Predicting clinical success

This year’s International NASH Day represents a global effort to raise visibility and urgency around non-alcoholic steatohepatitis (NASH) and focuses on how people can take action to address the life-threatening consequences of this liver disease. We share the same mission, taking action to develop groundbreaking R&D approaches to slow or stop disease progression.

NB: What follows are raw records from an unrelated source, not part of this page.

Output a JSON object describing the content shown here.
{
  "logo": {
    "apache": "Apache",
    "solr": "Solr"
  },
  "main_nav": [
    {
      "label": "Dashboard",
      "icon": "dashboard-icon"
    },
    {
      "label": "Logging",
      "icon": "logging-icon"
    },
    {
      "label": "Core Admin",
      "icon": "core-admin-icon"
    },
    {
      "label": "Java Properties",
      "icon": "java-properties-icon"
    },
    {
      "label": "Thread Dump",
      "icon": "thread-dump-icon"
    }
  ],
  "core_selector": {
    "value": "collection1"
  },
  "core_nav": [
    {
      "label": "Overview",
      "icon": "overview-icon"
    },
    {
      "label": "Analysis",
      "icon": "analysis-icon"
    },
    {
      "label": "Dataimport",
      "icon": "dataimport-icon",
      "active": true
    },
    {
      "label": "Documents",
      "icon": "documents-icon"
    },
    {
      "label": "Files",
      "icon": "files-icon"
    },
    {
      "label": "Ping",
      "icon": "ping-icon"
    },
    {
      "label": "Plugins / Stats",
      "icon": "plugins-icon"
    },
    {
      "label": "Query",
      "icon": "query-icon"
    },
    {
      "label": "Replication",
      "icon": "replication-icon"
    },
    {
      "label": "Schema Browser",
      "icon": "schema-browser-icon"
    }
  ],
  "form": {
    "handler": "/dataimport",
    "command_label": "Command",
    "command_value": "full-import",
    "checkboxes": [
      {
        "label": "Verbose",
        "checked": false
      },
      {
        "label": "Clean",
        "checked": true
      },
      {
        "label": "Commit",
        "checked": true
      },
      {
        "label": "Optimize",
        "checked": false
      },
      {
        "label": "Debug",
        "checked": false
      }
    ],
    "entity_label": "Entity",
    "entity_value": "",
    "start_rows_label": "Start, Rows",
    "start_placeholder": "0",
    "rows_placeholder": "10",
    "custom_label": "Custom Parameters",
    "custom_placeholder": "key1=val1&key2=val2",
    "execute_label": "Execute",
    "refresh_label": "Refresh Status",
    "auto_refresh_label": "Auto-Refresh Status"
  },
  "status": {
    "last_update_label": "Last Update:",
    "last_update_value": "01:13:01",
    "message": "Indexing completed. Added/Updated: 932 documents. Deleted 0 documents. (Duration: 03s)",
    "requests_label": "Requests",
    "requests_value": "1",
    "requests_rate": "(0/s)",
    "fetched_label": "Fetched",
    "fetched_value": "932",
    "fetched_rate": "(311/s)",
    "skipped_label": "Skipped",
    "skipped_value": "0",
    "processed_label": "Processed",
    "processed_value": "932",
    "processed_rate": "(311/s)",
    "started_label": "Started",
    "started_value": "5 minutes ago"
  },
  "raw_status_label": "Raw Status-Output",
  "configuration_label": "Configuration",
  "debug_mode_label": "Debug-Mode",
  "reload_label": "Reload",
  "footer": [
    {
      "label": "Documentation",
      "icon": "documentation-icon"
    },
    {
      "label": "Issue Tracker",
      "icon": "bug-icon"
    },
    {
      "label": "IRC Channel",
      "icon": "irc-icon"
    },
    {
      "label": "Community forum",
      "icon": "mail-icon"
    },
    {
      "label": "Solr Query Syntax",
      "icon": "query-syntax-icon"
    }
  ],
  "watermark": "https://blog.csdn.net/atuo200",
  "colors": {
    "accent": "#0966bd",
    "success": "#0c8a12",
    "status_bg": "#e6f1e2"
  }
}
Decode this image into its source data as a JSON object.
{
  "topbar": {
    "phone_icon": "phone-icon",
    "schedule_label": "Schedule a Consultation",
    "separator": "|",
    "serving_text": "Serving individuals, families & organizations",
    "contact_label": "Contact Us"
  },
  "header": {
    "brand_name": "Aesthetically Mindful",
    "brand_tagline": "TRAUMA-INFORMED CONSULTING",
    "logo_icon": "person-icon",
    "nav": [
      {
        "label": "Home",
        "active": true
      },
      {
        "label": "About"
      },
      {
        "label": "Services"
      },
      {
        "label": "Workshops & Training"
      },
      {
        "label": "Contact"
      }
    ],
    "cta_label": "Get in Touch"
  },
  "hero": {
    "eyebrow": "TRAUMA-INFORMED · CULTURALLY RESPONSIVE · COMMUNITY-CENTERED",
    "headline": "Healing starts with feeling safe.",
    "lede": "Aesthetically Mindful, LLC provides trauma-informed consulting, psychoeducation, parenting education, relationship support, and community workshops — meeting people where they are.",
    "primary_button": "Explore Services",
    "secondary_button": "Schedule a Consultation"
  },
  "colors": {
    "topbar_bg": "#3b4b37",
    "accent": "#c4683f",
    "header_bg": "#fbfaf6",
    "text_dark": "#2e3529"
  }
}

Driving NASH diagnosis earlier in disease to improve patient outcomes

Despite its growing prevalence, NASH is frequently underdiagnosed, and patients may not be identified until they develop symptoms from late-stage complications.1 The disease has a gradual onset ‒ over years to decades ‒ and the early stages are often clinically silent and overlooked by both patients and clinicians.This, combined with a lack of precise non-invasive diagnostics, often leads to late, or even missed diagnoses.3,4

As we progress our NASH therapies into late-stage clinical development, there is a fast-growing need for large-scale recruitment of patients with NASH. Yet, due to the difficulties in diagnosing, identifying and engaging patients with NASH, there is a lack of candidates eligible for clinical trials. In precision medicine research, these trials target specific genetically defined populations, making it necessary to screen many more patients to identify those with the relevant characteristics. Here, we are transforming how we identify patients with the highest risk of developing NASH by genetically testing participants to support our precision medicine programmes. In addition, we are developing ways to simplify how our clinical trials operate, making participation easier for clinicians and patients with NASH.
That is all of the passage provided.